ただ、式の準備はやることが本当に多いので、仕事が忙しいと全部お任せにしちゃいたい気持ちもわかるし、そもそも全部がはじめてのことで、自分たちにノウハウがまったくない!」
「そうなんですよね。結婚式にベテランなんてなかなかいない(笑)」
「でもだからこそ、自分たちが楽しめるテーマを設定し、夫婦で協力するのはもちろんのこと、友人や仕事の関係者、企業までいろいろ巻き込んだプロジェクトにしちゃえばいいんじゃないかな。

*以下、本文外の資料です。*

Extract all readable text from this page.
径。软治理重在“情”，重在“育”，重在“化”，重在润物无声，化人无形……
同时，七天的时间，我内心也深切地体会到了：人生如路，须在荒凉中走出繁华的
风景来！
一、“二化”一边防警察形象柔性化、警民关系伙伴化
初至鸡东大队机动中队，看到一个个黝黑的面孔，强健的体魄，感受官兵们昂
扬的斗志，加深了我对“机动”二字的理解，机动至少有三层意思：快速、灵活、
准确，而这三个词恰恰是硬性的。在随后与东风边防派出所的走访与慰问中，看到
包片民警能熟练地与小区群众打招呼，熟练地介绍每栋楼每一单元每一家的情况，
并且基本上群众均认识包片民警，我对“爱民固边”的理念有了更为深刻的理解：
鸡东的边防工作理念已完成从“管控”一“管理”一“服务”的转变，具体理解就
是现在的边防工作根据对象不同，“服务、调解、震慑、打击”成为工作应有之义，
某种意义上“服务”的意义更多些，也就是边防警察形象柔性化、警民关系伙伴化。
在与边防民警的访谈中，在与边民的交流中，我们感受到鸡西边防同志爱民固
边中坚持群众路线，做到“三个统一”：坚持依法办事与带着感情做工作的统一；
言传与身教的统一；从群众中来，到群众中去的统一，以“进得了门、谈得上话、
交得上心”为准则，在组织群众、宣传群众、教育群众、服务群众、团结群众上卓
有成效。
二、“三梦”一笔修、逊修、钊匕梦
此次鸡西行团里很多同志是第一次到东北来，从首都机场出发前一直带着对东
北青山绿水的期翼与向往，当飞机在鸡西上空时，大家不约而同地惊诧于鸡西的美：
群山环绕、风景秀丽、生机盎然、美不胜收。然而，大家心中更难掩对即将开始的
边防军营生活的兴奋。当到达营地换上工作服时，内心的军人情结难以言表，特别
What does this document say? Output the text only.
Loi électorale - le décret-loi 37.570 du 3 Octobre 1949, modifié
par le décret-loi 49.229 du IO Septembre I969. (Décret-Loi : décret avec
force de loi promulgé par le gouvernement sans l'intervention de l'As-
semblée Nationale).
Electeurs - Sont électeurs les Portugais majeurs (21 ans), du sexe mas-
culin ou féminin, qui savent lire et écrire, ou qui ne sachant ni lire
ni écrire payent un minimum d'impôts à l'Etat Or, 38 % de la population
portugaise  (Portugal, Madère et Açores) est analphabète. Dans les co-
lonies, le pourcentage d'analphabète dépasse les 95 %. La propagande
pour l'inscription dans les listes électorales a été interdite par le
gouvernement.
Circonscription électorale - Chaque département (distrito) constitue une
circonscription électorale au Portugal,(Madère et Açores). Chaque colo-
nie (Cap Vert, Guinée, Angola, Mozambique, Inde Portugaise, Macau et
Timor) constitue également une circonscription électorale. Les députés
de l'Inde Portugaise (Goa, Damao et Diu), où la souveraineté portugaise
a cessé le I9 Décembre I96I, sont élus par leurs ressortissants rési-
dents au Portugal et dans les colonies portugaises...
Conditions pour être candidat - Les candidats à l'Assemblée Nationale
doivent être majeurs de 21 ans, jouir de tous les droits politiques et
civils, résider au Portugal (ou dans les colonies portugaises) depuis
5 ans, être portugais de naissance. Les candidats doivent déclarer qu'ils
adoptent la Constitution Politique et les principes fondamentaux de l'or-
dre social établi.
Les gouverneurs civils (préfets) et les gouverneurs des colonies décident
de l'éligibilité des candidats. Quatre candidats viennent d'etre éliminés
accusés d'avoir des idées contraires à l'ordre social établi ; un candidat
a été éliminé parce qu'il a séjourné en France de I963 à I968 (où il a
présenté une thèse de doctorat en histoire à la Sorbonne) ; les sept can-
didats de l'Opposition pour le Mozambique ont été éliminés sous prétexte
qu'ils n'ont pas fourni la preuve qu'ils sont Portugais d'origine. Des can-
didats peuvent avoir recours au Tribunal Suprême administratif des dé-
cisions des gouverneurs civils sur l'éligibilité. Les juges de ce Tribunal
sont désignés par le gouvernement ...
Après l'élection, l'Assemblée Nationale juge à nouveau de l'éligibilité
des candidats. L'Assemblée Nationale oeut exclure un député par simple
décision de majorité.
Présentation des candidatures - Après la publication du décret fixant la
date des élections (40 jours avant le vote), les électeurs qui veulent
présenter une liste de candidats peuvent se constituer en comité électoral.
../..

僕らはそれが『旅』をテーマにしたかたちになったけど、これから結婚式や二次会をやる人にも、何か想いを持ってもらって、それをいちばんイイかたちで実現できる方法を考えてほしいと思います」
「古いしきたりとかもいろいろありますけど、確かにオリジナリティを求めると、そういうものはどんどん取っ払っていったほうが自由にやれるんでしょうね。それもひとつのウエディングのかたちなんだろうなあ」
「そうそう。本当にそう思う。もちろん型にハマった結婚式も、それはそれですてきだけどね」
こうして取材は終了しました!
王道、定番の結婚式にばかり出席していると、然さんたちのようなご夫婦はとてもまれに感じるかもしれません。
でも1.5次会のような自由度の高い形式と、想いをかたちにしたいというバイタリティがあればウエディングパーティの可能性はまだまだ広がると実感させられたエピソードでした。
これからウエディングパーティを考えているみなさん、これまでのしきたりなどに捉われすぎず、自由な発想で企画してみてくださいね!